SUMMARY OF THE INVENTION
[0005] A non-volatile memory cell comprises a substrate of a first
conductivity type, having a first region of a second conductivity
type, a second region of the second conductivity type spaced apart
from the first region, forming a channel region therebetween, a
floating gate disposed over and insulated from a first portion of
the channel region which is adjacent the first region, a select
gate disposed over a second portion of the channel region which is
adjacent to the second region, the select gate being formed of a
metal material and being insulated from the second portion of the
channel region by a layer of silicon dioxide and a layer of high K
insulating material, a control gate disposed over and insulated
from the floating gate, and an erase gate disposed over and
insulated from the first region, and disposed laterally adjacent to
and insulated from the floating gate.
[0006] A method of forming a non-volatile memory cell comprises
forming, in a substrate of a first conductivity type, spaced apart
first and second regions of a second conductivity type, defining a
channel region therebetween, forming a floating gate disposed over
and insulated from a first portion of the channel region which is
adjacent the first region, forming a control gate disposed over and
insulated from the floating gate, forming a first block of
polysilicon disposed over and insulated from a second portion of
the channel region which is adjacent to the second region, forming
a second block of polysilicon disposed over and insulated from the
first region, and disposed laterally adjacent to and insulated from
the floating gate, removing the first block of polysilicon and
replacing the first block of polysilicon with a block of metal
material, and forming an insulation layer between the block of
metal material and the second portion of the channel region that
comprises a layer of silicon dioxide and a layer of high K
insulating material.
[0007] Other objects and features of the present invention will
become apparent by a review of the specification, claims and
appended figures.
BRIEF DESCRIPTION OF THE DRAWINGS
[0008] FIGS. 1A-1M are cross sectional views illustrating steps in
forming the memory cell of the present invention.

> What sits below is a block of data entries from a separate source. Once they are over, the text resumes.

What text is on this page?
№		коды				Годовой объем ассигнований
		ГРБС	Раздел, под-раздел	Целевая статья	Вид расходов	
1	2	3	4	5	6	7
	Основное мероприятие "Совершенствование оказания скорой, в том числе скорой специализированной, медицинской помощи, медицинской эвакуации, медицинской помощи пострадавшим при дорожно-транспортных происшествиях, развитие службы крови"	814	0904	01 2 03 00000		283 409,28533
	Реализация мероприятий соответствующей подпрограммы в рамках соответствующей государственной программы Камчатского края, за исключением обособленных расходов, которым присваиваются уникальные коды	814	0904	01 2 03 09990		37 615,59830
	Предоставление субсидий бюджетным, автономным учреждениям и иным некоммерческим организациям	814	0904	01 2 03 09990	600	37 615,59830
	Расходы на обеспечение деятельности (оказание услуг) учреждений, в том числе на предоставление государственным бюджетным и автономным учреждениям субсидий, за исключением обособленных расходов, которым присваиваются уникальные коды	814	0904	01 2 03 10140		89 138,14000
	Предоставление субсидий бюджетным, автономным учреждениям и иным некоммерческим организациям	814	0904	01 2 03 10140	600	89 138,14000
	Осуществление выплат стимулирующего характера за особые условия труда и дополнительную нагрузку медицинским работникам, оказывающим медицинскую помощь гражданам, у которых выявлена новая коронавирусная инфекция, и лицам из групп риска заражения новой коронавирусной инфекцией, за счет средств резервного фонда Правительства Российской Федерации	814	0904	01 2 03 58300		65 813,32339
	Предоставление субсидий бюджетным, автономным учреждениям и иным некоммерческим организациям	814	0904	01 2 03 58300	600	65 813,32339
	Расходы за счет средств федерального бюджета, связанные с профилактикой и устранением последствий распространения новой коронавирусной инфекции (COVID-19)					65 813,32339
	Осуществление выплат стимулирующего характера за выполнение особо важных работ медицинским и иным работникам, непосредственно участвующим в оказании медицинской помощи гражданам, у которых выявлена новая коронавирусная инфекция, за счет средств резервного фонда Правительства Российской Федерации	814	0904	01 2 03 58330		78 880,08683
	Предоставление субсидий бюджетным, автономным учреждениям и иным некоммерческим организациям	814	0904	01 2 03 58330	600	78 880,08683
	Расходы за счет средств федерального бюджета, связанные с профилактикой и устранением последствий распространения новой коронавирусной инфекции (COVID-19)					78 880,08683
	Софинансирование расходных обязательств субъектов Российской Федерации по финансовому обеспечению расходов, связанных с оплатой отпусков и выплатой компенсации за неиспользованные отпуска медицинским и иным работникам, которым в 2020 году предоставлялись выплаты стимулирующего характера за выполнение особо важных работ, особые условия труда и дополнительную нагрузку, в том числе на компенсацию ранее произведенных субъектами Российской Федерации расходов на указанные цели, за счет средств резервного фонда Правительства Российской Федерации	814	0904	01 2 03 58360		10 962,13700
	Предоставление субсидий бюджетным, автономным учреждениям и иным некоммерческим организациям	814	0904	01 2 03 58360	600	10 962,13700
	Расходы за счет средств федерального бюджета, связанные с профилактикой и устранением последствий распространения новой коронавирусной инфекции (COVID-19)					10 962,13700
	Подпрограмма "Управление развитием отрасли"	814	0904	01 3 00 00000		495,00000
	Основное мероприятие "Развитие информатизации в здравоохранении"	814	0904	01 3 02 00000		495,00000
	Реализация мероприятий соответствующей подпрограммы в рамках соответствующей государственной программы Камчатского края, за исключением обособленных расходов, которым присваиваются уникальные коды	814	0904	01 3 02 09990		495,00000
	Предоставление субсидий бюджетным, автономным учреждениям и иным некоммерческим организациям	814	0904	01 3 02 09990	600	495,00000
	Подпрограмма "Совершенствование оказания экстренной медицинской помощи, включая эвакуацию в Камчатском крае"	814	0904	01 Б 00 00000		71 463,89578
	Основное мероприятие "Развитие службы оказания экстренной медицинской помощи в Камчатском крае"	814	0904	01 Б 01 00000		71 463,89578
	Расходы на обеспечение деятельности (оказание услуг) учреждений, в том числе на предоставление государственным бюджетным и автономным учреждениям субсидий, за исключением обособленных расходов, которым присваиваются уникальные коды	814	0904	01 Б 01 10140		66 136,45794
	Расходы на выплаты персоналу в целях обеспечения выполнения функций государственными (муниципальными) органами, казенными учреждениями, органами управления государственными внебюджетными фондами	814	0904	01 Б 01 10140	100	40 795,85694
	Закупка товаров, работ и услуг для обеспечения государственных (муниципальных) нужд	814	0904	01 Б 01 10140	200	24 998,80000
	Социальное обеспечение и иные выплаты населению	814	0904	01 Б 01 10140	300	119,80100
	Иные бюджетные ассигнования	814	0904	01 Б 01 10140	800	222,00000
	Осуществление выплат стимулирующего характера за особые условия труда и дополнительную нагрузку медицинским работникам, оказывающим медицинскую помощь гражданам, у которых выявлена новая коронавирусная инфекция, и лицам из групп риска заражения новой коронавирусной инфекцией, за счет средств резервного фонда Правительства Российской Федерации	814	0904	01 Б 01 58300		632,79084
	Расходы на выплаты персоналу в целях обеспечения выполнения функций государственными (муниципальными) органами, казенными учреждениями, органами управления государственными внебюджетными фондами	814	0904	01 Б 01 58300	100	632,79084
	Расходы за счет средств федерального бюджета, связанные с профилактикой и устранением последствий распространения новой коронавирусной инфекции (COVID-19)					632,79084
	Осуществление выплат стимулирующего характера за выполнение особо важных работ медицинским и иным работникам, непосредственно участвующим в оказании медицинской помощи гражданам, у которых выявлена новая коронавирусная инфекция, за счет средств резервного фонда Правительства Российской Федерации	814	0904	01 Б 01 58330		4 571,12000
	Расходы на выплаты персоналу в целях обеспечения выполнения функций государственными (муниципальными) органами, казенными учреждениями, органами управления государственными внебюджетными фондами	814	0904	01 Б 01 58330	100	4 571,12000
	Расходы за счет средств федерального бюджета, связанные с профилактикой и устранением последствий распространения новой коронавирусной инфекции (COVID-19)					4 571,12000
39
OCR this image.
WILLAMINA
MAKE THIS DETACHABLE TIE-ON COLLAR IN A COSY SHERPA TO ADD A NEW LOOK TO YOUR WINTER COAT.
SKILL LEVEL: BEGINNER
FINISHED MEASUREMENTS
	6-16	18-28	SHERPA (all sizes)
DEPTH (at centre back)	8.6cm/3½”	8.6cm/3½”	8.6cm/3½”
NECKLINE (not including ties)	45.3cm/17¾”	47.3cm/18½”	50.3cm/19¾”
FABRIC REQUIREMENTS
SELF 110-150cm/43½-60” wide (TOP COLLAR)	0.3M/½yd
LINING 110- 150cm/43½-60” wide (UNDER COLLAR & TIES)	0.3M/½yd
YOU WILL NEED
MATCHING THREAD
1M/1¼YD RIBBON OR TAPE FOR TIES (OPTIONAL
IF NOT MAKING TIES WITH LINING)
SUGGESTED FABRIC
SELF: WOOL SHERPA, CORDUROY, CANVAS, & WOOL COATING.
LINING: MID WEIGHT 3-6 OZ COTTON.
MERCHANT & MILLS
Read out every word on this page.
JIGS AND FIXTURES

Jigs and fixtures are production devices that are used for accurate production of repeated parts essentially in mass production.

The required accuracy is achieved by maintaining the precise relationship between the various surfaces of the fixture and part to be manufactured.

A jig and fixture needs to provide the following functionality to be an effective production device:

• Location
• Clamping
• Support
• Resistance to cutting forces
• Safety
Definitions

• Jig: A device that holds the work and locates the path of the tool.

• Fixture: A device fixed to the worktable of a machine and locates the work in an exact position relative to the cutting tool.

[0009] FIGS. 2A-2D are cross sectional views illustrating steps in
forming an alternate embodiment of the memory cell of the present
invention.
[0010] FIGS. 3A-3B are cross sectional views illustrating steps in
forming a second alternate embodiment of the memory cell of the
present invention.
DETAILED DESCRIPTION OF THE INVENTION
[0011] Referring to FIGS. 1A-1M there are shown cross-sectional
views of the steps in the process to make a memory cell in which
the select gate and the erase gate are formed of highly conductive
metal material. The process begins by forming a layer of silicon
dioxide (oxide) 12 on a substrate 10 of P type single crystalline
silicon. Thereafter a first layer 14 of polysilicon (or amorphous
silicon) is formed on the layer 12 of silicon dioxide, as
illustrated in FIG. 1A. The first layer 14 of polysilicon is
subsequently patterned in a direction perpendicular to the view of
FIG. 1A.
[0012] Another insulating layer 16, such as silicon dioxide (or
even a composite layer, such as ONO (oxide, nitride, oxide)) is
formed on the first layer 14 of polysilicon. A second layer 18 of
polysilicon is then formed on the oxide layer 16. Another
insulating layer 20 is formed on the second layer 18 of polysilicon
and used as a hard mask during subsequent dry etching. In the
preferred embodiment, the layer 20 is a composite layer, comprising
silicon nitride 20a, silicon dioxide 20b, and silicon nitride 20c.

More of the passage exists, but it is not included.